MileFilms at aol.com
MileFilms at aol.com
Sun Jan 14 22:13:18 EST 2001
In a message dated 1/14/01 7:37:31 PM, gerow at ynu.ac.jp writes:
<< Well, I was just following some of Tamura's comments in the press notes
where he was noting how some of the effects were surprising and at least
variable. In some cases, they went overboard and had to trash some
printed scenes. But then again, Tamura is a cameraman, not a developer.
Imagica, by the way, did the printing, and it is one of Japan's oldest
and best respected labs. But just out of curiosity, Dennis, what is the
object of your occasional low opinion of Japanese labs?
Aaron Gerow >>
In the case of Eureka, sometimes publicity is just publicity -- I know I pass
along "tall" stories from the producers in our press kits since it's good
press, and I'm guessing that's the case.
As for the labs, I'll stand by my fairly general statement. We have gotten
many prints from Japan and there has always been shoddy lab work. First, you
must remember that we're an "archival" company where we work on restorations
ourselves so we insist that our new films have the same quality.
Unfortunately, most of the Japanese color films I get (Maborosi and Fireworks
are two specific examples) lean heavily to green due to poor timing at the
lab. Flesh tones are not accurate. For Maborosi, we settled since we didn't
have the money then to create an interpositive, negative and answer prints.

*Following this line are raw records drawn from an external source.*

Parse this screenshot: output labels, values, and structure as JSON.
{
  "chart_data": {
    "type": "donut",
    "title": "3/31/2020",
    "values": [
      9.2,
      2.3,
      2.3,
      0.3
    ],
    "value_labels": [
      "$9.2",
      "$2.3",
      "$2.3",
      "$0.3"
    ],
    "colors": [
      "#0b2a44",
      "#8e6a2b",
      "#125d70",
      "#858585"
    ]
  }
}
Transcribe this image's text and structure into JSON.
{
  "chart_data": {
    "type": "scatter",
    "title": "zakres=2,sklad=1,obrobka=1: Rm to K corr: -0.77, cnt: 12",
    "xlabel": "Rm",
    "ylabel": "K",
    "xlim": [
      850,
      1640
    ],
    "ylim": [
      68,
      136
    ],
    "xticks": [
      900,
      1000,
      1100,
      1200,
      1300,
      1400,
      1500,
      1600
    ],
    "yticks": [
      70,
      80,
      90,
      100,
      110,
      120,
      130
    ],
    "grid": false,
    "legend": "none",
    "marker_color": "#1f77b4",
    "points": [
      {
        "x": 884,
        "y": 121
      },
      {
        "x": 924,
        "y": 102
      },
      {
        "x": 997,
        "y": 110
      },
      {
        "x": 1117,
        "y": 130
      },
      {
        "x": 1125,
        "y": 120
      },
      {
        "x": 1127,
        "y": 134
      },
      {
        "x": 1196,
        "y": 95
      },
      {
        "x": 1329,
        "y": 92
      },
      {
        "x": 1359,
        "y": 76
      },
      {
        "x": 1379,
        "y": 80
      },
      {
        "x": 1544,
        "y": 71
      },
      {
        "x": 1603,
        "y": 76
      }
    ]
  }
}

And to be perfectly honest, no one but me and our film-to-tape engineer
noticed. At the same time, Koreeda-san was delighted with the new video
transfer since we corrected this. For Fireworks (which actually leaned
towards magenta), we had a much larger commercial expectation so we created a
whole new interpositive off the camera negative and then spent two months
correcting the IP of chemical splashes, flaws and scratches before we went to
do a timed negative and then prints. It got such a good reputation, it ended
up that we supplied prints of the film for much of the world. Kitano brought
one print from us and if you ever have a chance to compare the two, you would
see the difference immediately. As for Black and White, I've never seen a
print that didn't have dust flaws leading me to think that they don't have
wet-gate in Japan. New prints of older films are often lacking the perfect
contrast. I should say that Antonio Gaudi and Woman in the Dunes were
reasonably good prints so maybe it just needs personal attention.

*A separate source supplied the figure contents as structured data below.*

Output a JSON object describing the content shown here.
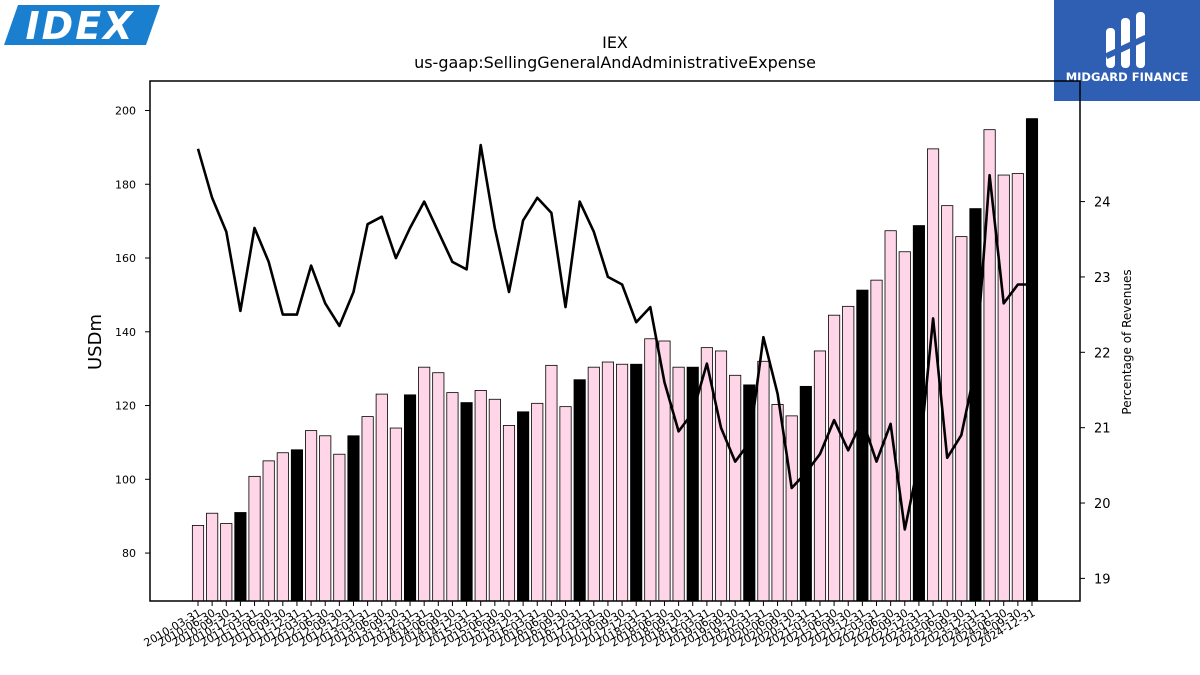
{
  "logos": {
    "company_logo_text": "IDEX",
    "company_logo_color": "#1a7fcf",
    "brand_text": "MIDGARD FINANCE",
    "brand_color": "#2f5fb3"
  },
  "chart_data": {
    "type": "bar",
    "title": "IEX",
    "subtitle": "us-gaap:SellingGeneralAndAdministrativeExpense",
    "ylabel": "USDm",
    "y2label": "Percentage of Revenues",
    "ylim": [
      67,
      208
    ],
    "y2lim": [
      18.7,
      25.6
    ],
    "yticks": [
      80,
      100,
      120,
      140,
      160,
      180,
      200
    ],
    "y2ticks": [
      19,
      20,
      21,
      22,
      23,
      24
    ],
    "colors": {
      "bar_default": "#ffd6e8",
      "bar_highlight": "#000000",
      "line": "#000000"
    },
    "categories": [
      "2010-03-31",
      "2010-06-30",
      "2010-09-30",
      "2010-12-31",
      "2011-03-31",
      "2011-06-30",
      "2011-09-30",
      "2011-12-31",
      "2012-03-31",
      "2012-06-30",
      "2012-09-30",
      "2012-12-31",
      "2013-03-31",
      "2013-06-30",
      "2013-09-30",
      "2013-12-31",
      "2014-03-31",
      "2014-06-30",
      "2014-09-30",
      "2014-12-31",
      "2015-03-31",
      "2015-06-30",
      "2015-09-30",
      "2015-12-31",
      "2016-03-31",
      "2016-06-30",
      "2016-09-30",
      "2016-12-31",
      "2017-03-31",
      "2017-06-30",
      "2017-09-30",
      "2017-12-31",
      "2018-03-31",
      "2018-06-30",
      "2018-09-30",
      "2018-12-31",
      "2019-03-31",
      "2019-06-30",
      "2019-09-30",
      "2019-12-31",
      "2020-03-31",
      "2020-06-30",
      "2020-09-30",
      "2020-12-31",
      "2021-03-31",
      "2021-06-30",
      "2021-09-30",
      "2021-12-31",
      "2022-03-31",
      "2022-06-30",
      "2022-09-30",
      "2022-12-31",
      "2023-03-31",
      "2023-06-30",
      "2023-09-30",
      "2023-12-31",
      "2024-03-31",
      "2024-06-30",
      "2024-09-30",
      "2024-12-31"
    ],
    "series": [
      {
        "name": "",
        "kind": "bar",
        "axis": "left",
        "values": [
          87.5,
          90.8,
          88.0,
          91.0,
          100.8,
          105.0,
          107.2,
          108.0,
          113.2,
          111.8,
          106.8,
          111.8,
          117.0,
          123.1,
          113.9,
          122.9,
          130.4,
          128.9,
          123.5,
          120.8,
          124.1,
          121.7,
          114.6,
          118.3,
          120.6,
          130.9,
          119.7,
          127.0,
          130.4,
          131.8,
          131.2,
          131.2,
          138.1,
          137.5,
          130.4,
          130.4,
          135.7,
          134.8,
          128.2,
          125.6,
          132.0,
          120.3,
          117.2,
          125.2,
          134.8,
          144.5,
          146.9,
          151.3,
          154.0,
          167.4,
          161.7,
          168.8,
          189.6,
          174.2,
          165.8,
          173.4,
          194.8,
          182.5,
          182.9,
          197.8
        ],
        "highlight": [
          false,
          false,
          false,
          true,
          false,
          false,
          false,
          true,
          false,
          false,
          false,
          true,
          false,
          false,
          false,
          true,
          false,
          false,
          false,
          true,
          false,
          false,
          false,
          true,
          false,
          false,
          false,
          true,
          false,
          false,
          false,
          true,
          false,
          false,
          false,
          true,
          false,
          false,
          false,
          true,
          false,
          false,
          false,
          true,
          false,
          false,
          false,
          true,
          false,
          false,
          false,
          true,
          false,
          false,
          false,
          true,
          false,
          false,
          false,
          true
        ]
      },
      {
        "name": "",
        "kind": "line",
        "axis": "right",
        "values": [
          24.7,
          24.05,
          23.6,
          22.55,
          23.65,
          23.2,
          22.5,
          22.5,
          23.15,
          22.65,
          22.35,
          22.8,
          23.7,
          23.8,
          23.25,
          23.65,
          24.0,
          23.6,
          23.2,
          23.1,
          24.75,
          23.65,
          22.8,
          23.75,
          24.05,
          23.85,
          22.6,
          24.0,
          23.6,
          23.0,
          22.9,
          22.4,
          22.6,
          21.6,
          20.95,
          21.2,
          21.85,
          21.0,
          20.55,
          20.8,
          22.2,
          21.45,
          20.2,
          20.4,
          20.65,
          21.1,
          20.7,
          21.1,
          20.55,
          21.05,
          19.65,
          20.55,
          22.45,
          20.6,
          20.9,
          21.8,
          24.35,
          22.65,
          22.9,
          22.9
        ]
      }
    ]
  }
}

On the other hand this is distribution and I don't let myself get crazy over
these things (okay, I do, but that's just me). My biggest worry in Japan is
the state of preservation and the lack of archival standards. The original,
longer version of Life of Oharu doesn't exist according to Toho and there's
been no search for these extra 10 minutes. Many of the new Japanese films we
look at have the producers striking prints off of the original camera
negative. There are no interpositives or internegatives to protect the film.
When we offer to pay for them or share in the cost, we are always refused.
(For Fireworks, it took three attempts and thankfully, our assistant
befriended Kitano and convinced him.) I usually am terrified to order extra
prints from Japan knowing that I can ruin the only master material they have.
Are there good labs in the rest of the world? There are about six in the US
that I trust implicitly (Cinema Arts, Triage, YCM are three). Henderson in
London can do good work but only if they're pushed (Kevin Brownlow had them
produced 22 answer prints before he finally accepted a gorgeous print of
Winstanley--and they call ME nuts!). There's Cine Studio in Rome who's just
getting a name for itself and Hagefilm in Belgium. Gosfilmofond did a good
job on the one film I got from them but they can produce attrocious prints, I
hear. Beyond that, they're all iffy at times.